Ok

En poursuivant votre navigation sur ce site, vous acceptez l'utilisation de cookies. Ces derniers assurent le bon fonctionnement de nos services. En savoir plus.

jeudi, 22 septembre 2011

Sécurité musicale

C’était en  1980, les premiers walkmans en France, on allait jusqu'aux States pour les avoir moins cher -environ 1500 balles là-bas quand même- le boitier bleu et gris SONY dans lequel  se glissait lestement la cassette et hop -pas laisser la bande magnétique se prendre dans les fourches -, et puis les écouteurs en mousse noire, cette sensation soudain, ce décollage tu dirais, écouter le Messie d’Haendel dans la rue comme dans sa piaule et se déployer en stéréo au milieu des badauds comme un oiseau large de vingt mètres ou du Janis Joplin qui défonçait toute la place, toute la brume, toute la ville, les barres qui se dissipaient sous nos yeux et tout ce quartier de cons qui disparaissait en imagination, tout à coup la rue cessait d’être ici toute seule comme juste une rue et devenait du tout là-bas, où l’on voulait, le territoire feignant d’être large devant nos pas - même dans le bus de banlieue on était comme sur l’autoroute-, tout quoi qui s’élargissait et alors chacun avait le sublime ou le grandiose facile, ce qu'ils en ont produit à Taïwan t'as pas idée mon pote, à portée d’oreilles, comme si on était quand même libres, tu vois. Libres. La musique déplaçait les frontières locales et nationales et ça mon pote, ça faisait drôlement bien de trouver ça wouaahhh, l'air inspiré, en même temps chaque individu sans s’en rendre compte commençait à s’enfoncer en soi-même, tout recroquevillé à disparaître à force d’écouter Janis ou Haendel rue Victor Hugo, jamais tant coincés en soi depuis qu'on défonçait les frontières à coups de musique, comme si c’était fait pour ça la rue, à force que l’espace public devienne mon espace, ma piaule et c’est tout, là où j’écoute toute la musique que j’aime comme le braillait le Johny Ah que, trente ans avant de devenir, tu sais pas, comédien de théâtre, un vrai, mais oui. Bref, dans la rue, tu rencontrais Haendel, Janis ou Johny, le reste, c’était en gros plus que des beaufs, toi compris.

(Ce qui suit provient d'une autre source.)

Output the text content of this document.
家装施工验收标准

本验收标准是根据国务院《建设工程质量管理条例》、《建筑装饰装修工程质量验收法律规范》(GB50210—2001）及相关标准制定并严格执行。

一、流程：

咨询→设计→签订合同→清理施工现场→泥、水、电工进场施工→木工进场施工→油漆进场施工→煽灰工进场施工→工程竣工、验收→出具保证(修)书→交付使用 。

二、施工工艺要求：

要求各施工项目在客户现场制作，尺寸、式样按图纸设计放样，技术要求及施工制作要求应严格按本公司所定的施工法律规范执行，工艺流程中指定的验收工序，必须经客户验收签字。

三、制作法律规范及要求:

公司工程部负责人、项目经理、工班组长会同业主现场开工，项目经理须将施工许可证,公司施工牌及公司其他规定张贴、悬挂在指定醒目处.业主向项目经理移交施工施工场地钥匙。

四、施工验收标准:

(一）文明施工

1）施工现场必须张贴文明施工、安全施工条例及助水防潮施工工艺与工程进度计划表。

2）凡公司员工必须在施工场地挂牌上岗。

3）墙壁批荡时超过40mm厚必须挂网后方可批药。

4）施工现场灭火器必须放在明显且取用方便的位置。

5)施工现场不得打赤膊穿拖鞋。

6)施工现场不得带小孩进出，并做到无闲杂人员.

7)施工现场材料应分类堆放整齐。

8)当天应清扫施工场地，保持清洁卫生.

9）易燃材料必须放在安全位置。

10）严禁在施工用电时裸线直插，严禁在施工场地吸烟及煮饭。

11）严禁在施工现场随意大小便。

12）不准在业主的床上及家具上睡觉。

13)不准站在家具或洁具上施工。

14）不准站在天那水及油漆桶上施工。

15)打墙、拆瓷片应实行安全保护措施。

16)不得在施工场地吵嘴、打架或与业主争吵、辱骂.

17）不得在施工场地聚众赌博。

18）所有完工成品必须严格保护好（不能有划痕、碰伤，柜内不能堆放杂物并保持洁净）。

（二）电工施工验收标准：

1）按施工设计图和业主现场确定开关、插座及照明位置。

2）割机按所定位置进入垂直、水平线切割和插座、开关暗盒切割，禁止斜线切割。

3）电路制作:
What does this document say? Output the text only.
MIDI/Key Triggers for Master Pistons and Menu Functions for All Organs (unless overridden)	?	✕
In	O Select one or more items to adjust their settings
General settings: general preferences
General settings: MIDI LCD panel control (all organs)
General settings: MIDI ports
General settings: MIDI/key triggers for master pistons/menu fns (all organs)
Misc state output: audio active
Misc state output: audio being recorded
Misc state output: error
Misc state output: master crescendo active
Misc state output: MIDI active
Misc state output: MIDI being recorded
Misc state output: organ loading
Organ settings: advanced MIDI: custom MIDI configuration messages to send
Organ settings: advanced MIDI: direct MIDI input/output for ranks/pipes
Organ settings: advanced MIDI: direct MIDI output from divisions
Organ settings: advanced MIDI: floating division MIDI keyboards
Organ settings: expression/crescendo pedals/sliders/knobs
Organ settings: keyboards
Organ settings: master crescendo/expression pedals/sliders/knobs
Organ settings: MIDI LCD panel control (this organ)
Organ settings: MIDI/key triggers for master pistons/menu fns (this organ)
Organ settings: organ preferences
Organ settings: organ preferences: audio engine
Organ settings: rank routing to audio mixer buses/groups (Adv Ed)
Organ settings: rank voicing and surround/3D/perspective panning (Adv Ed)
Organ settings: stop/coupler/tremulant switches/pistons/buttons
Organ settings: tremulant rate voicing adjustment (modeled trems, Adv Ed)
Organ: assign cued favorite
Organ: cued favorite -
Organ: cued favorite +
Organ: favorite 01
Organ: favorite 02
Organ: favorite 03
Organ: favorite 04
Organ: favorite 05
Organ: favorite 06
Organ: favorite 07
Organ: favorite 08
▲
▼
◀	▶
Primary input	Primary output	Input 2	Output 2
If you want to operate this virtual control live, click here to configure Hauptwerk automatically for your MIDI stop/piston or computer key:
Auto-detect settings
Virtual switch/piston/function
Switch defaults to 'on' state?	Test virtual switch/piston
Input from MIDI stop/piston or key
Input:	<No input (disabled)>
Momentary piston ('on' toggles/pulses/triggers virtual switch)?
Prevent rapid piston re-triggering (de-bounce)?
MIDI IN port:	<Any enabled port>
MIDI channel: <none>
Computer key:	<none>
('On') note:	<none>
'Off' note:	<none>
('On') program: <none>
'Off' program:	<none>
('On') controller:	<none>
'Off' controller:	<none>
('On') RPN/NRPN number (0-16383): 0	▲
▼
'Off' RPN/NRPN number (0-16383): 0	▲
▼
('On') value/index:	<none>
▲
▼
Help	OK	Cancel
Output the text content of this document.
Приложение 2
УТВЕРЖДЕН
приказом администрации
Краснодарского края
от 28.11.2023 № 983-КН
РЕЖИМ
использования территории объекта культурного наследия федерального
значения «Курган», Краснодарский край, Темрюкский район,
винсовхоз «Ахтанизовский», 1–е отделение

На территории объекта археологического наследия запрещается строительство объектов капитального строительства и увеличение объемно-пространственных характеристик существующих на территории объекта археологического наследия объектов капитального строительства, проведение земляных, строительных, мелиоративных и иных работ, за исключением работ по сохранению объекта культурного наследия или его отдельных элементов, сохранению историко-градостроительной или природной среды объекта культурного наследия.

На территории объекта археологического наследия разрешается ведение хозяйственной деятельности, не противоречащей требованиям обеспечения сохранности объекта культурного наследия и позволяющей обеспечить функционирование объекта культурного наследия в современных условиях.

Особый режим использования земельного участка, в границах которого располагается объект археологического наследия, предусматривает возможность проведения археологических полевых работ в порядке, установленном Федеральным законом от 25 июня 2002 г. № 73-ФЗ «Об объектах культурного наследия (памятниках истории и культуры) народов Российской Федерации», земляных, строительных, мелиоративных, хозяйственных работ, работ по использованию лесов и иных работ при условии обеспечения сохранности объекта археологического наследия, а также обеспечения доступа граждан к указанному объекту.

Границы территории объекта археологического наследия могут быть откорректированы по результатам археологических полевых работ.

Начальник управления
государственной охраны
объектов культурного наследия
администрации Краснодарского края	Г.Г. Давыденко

Aujourd’hui rien de plus simple, rien de plus commun que ce quotidien musicalisé à ma guise, à ta guise, la sensation est usée et dès l’aube dans le bus chacun l’a dans l’oreille sa fuite, son slam, son évasion, y’a même des gars des garces qui n’ont jamais connu le monde d’avant, le silence pesamment indécrottable dans la rue, l’enfermement entre voisins dans le quotidien de ces quelques rues et le monde vrai qu’on imaginait loin tout autour quand fallait prendre son sac à dos et poireauter des heures sur une bretelle pour le rejoindre, on se demande même parfois ce qu’ils faisaient et ce à quoi ils pensaient les néanderthaliens du siècle dernier, quand ils n’avaient rien dans les oreilles chaque jour durant les trajets qui les emmenaient métro boulot dodo, comment ils respiraient, comment ils s'animaient, ce qu’ils devaient (pour parler poliment) se faire chier avec rien que leurs pauvres pensées à eux dans les oreilles, en ces temps-là que la musique ne s'écoutait qu'au salon, non, franchement, ça devait être insupportable, non, raconte, toi qui as connu cette préhistoire, cet autre siècle-là... 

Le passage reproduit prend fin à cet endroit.